O Que Dizer? [VÍDEO]

O que dizer ou escrever quando o Vitória sofre quatro golos sem resposta no terreno do seu maior rival?

O que dizer quando a superioridade adversária foi tão clara que qualquer argumento para a refutar cai pela base?

O que dizer quando o guarda redes do clube, por usar palavras bonitas, ganha um estatuto de intocável e na hora da verdade claudica sempre, como já acontecera na final da Taça?
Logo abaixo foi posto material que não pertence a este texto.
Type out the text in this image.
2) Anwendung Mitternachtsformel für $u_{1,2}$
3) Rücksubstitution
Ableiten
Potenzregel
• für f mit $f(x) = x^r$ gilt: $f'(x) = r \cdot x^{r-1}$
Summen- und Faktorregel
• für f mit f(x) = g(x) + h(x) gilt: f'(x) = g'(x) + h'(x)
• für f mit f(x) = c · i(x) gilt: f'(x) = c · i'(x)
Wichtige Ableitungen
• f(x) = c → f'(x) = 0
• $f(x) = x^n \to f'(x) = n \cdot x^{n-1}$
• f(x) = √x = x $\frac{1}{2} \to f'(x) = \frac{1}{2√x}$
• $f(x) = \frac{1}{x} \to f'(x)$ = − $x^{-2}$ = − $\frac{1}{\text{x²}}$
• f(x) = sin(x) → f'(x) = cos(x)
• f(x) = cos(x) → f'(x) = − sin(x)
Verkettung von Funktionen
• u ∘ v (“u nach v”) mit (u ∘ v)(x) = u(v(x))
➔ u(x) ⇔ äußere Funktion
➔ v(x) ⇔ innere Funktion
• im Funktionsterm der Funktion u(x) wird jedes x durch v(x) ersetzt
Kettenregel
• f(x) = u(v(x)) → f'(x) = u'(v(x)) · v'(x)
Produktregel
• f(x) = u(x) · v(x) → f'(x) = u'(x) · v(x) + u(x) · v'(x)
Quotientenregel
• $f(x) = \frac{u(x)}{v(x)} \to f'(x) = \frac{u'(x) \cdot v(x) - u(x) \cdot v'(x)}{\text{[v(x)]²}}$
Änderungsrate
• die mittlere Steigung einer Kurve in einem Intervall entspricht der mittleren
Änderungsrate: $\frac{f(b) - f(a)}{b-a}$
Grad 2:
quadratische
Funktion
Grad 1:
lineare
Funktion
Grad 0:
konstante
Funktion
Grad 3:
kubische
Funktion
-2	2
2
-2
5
O que dizer de duas saídas suicidas que comprometeram todo e qualquer plano de jogo, em contraponto com a defesa do guardião contrário que evitou, no momento, o empate a um?

O que dizer quando o defesa central, Freire, useiro e vezeiro em infantilidades, continua a merecer a confiança dos treinadores que por Guimarães vão passando e jovens como Vítor Bastos, Paulo Oliveira, Gonçalo ou Josué penam por divisões inferiores?

O que dizer quando esse Freire é substituído pelo sobrevalorizado N’Diaye que consegue arranjar uma grande penalidade para o adversário quando o avançado se encontra de costas para a baliza?

O que dizer quando o defesa lateral, Bruno Teles, perde todos os lances de um contra um, originando num deles o último golo adversário?

O que dizer quando o nosso meio campo é portador de uma suavidade mais acentuada que um qualquer amaciador para a roupa?

O que dizer quando Olímpio que não conseguiu fazer um passe de relevo durante o jogo, inventa um, no final do jogo, de ruptura para o avançado contrário rematar ao poste?

O que dizer quando o nosso avançado, a um metro da baliza com ela escancarada e com o jogo, ainda, em dois a zero, consegue rematar contra o único oponente presente?

O que dizer quando os suplentes parecem entrar com azia por o serem e nada de novo trazem ao jogo?

O que dizer quando um clube, presentemente, nem sequer tem direcção, ou a mesma é fantasma?

O que dizer quando se compete com um clube pujante, a crescer, e sentimos que mais que o jogo, o nosso problema é o futuro e se para o ano poderemos estar a competir no mesmo escalão que o nosso crónico rival?

O que dizer quando um produto da nossa formação festeja um golo como, ontem, festejou, demonstrando um ódio e uma raiva incompreensível por quem o formou como homem, ainda que como ontem se viu tenha fracassado nesse objectivo já que de homem tem muito pouco?

Simplesmente, uma coisa…

Não fossem os adeptos que venceram o desafio na bancada e o Vitória estaria a um passo da cova… assim, continue a valer-nos o imenso capital humano que carrega este clube…o nosso clube… para acreditarmos que o pantanal que nos colocaram vai ser ultrapassado!

Cabe-nos a nós, também, lutar por isso… e mostrar, que hoje, mais do que nunca faz sentido dizer: ACONTEÇA O QUE ACONTECER SOMOS VITÓRIA ATÉ MORRER!